Nearly 90 people were hurt as groups rampaged through the provincial capital of the
Moluccas province in the worst day of violence since factions signed a peace deal in
February 2002.
Gunfire and explosions were heard in the city and thick black smoke billowed into the
air. It was not clear who was firing as the mobs were mostly using stones and knives.
"The victims are 98 in total, 10 of whom are dead. The number of victims could
change,'' Moluccas provincial police chief Brigadier-General Bambang Sutrisno told
Reuters by telephone. He did not say how the victims had died.
"The situation is under control now and we are tightening security. Police and soldiers
will stay out in the field overnight. We have to investigate how this could happen.''
Thousands of people were killed in the Moluccas during nearly three years of
sectarian conflict before the 2002 peace deal.
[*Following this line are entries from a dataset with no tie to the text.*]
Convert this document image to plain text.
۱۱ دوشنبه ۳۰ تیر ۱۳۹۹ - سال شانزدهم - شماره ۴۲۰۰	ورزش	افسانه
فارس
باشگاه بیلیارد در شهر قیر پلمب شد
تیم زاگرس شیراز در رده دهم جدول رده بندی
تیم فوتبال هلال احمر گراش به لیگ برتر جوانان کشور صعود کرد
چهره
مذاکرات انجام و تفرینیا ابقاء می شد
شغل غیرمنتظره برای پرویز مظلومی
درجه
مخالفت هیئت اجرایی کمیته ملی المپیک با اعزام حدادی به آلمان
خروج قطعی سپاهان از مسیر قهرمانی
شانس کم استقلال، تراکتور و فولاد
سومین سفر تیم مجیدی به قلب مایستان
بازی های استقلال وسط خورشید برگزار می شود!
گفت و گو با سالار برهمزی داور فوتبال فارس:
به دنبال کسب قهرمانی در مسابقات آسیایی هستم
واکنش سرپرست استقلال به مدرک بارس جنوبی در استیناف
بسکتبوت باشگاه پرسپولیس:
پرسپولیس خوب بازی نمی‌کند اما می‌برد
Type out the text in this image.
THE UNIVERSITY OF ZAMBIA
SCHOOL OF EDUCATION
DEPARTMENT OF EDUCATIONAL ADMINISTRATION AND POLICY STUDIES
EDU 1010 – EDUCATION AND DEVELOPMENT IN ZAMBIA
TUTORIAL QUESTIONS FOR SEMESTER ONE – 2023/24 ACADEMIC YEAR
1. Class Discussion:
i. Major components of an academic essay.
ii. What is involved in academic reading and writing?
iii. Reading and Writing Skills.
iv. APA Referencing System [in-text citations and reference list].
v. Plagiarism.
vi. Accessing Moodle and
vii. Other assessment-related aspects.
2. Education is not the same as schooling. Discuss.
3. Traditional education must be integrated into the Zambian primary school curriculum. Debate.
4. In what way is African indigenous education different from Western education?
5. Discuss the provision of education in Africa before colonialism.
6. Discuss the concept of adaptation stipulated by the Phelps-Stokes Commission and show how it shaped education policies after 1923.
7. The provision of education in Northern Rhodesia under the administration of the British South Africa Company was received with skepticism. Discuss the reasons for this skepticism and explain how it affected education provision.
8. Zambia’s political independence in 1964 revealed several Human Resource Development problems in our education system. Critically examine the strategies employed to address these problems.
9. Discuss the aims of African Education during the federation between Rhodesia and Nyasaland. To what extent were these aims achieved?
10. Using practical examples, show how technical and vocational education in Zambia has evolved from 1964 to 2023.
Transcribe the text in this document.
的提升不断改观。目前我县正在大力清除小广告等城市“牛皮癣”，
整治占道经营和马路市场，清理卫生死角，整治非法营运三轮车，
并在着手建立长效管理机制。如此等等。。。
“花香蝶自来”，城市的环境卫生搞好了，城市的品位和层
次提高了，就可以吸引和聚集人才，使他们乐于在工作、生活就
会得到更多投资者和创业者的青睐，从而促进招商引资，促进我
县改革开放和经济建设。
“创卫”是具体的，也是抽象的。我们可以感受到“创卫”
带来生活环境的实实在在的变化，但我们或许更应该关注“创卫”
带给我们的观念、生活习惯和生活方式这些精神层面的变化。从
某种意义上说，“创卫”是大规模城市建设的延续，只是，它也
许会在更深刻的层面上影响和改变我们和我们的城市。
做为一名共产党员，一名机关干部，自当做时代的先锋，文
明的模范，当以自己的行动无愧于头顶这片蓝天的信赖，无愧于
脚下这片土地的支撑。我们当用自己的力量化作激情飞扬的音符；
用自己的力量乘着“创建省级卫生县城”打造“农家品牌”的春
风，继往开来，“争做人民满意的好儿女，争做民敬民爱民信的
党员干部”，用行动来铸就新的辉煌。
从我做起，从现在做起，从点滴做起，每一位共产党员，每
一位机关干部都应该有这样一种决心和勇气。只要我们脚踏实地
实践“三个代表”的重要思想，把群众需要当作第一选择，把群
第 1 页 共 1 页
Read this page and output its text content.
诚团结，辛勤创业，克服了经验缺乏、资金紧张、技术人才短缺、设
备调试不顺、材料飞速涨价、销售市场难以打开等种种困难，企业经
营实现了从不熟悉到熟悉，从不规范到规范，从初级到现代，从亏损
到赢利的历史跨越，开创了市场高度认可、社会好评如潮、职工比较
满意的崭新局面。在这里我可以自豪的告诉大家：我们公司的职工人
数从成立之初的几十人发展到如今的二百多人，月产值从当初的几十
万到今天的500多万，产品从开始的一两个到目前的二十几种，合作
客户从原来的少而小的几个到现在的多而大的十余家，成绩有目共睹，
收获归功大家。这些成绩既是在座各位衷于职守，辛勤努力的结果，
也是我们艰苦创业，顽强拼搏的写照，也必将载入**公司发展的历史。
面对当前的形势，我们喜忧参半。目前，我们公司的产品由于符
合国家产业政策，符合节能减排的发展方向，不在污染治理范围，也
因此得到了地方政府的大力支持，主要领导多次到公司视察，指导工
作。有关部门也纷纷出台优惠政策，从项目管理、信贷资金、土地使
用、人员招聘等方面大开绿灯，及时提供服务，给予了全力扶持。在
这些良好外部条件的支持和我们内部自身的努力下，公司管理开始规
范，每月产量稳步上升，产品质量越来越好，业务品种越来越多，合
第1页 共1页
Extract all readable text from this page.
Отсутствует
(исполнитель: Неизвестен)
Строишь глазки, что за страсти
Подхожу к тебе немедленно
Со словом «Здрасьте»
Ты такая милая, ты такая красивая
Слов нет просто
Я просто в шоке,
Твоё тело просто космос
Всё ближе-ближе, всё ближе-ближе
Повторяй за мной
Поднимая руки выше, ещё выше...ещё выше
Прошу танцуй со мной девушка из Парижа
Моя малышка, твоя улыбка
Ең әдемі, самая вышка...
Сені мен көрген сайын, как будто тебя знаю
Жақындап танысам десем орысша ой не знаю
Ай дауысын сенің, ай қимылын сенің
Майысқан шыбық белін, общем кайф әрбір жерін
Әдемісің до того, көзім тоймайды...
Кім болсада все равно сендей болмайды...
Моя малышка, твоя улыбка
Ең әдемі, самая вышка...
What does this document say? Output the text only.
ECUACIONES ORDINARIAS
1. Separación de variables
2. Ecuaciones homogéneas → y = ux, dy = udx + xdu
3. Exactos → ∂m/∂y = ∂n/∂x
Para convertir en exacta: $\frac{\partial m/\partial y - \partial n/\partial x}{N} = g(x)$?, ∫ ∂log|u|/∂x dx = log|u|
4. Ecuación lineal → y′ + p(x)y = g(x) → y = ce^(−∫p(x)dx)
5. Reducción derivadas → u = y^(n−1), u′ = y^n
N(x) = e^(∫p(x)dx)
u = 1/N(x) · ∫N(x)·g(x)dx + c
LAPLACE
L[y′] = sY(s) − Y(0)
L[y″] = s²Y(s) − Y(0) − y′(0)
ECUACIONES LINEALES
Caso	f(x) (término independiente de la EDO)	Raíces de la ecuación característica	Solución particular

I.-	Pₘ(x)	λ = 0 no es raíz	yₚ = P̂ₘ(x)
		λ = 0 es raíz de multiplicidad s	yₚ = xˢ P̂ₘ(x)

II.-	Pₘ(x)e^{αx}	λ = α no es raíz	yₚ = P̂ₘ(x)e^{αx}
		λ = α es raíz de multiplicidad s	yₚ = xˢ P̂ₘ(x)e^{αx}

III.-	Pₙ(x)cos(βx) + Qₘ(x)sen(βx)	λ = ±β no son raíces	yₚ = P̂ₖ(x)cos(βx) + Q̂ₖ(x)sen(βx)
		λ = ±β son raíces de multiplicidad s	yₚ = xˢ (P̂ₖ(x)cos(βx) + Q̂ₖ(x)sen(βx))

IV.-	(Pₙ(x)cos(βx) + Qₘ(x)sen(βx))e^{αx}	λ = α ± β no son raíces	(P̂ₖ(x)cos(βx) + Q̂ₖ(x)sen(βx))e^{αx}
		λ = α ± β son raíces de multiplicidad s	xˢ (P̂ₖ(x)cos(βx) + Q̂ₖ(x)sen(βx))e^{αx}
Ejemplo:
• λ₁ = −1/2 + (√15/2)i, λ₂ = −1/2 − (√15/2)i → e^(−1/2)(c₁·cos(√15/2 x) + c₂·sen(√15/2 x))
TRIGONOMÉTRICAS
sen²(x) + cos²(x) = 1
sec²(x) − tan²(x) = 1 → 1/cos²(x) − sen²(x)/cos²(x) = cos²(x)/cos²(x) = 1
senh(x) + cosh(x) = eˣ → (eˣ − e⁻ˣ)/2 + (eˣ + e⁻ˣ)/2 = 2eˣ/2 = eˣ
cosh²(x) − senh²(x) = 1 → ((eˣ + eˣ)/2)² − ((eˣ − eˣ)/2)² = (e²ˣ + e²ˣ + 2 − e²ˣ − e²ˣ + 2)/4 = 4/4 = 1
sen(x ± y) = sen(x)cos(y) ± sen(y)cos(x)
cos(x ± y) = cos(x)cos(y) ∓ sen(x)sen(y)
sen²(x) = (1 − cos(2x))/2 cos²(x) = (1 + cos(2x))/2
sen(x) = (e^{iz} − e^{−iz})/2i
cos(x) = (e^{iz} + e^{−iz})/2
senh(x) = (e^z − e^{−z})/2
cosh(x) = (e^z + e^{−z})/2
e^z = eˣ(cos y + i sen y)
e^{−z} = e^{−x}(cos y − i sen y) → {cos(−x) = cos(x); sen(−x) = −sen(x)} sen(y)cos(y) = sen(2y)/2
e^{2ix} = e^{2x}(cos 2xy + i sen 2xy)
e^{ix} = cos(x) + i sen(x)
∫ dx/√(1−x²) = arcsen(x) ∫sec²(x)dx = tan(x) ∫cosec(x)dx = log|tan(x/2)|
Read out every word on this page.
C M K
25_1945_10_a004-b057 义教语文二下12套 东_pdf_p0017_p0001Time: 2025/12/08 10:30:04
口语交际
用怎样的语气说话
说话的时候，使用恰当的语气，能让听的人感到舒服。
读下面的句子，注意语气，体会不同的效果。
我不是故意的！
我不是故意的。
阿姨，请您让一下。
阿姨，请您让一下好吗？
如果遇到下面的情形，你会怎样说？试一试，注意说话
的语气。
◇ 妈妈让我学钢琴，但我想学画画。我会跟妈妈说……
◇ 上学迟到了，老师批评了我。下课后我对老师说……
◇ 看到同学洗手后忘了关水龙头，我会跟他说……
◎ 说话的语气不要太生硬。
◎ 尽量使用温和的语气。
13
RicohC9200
The central government of the world's
most populous Muslim nation lifted civil emergency curbs in the Moluccas only last
year.
Sunday's clashes began after police arrested and then released a number of people
for trying to raise the banned flag of a little known and mostly Christian rebel group,
the South Moluccas Republic movement.
Novi Pinontuan, editor of the Suara Maluku newspaper in Ambon, told Reuters he had
seen a church and a local U.N. coordinating office in flames and that hundreds of
people rampaged through parts of the city.
"The office and four U.N. cars were in flames,'' he said.
Caroline Tupamahu, the United Nations Development Program officer in charge in
Ambon, said no staff had been hurt and only two local security guards had been at
the office.
Residents said police fired shots in the air in an effort to break up the clashes.
Some 85 percent of Indonesia's 220 million people are Muslim. In some eastern
areas, however, the Christian and Muslim populations are about equal in size.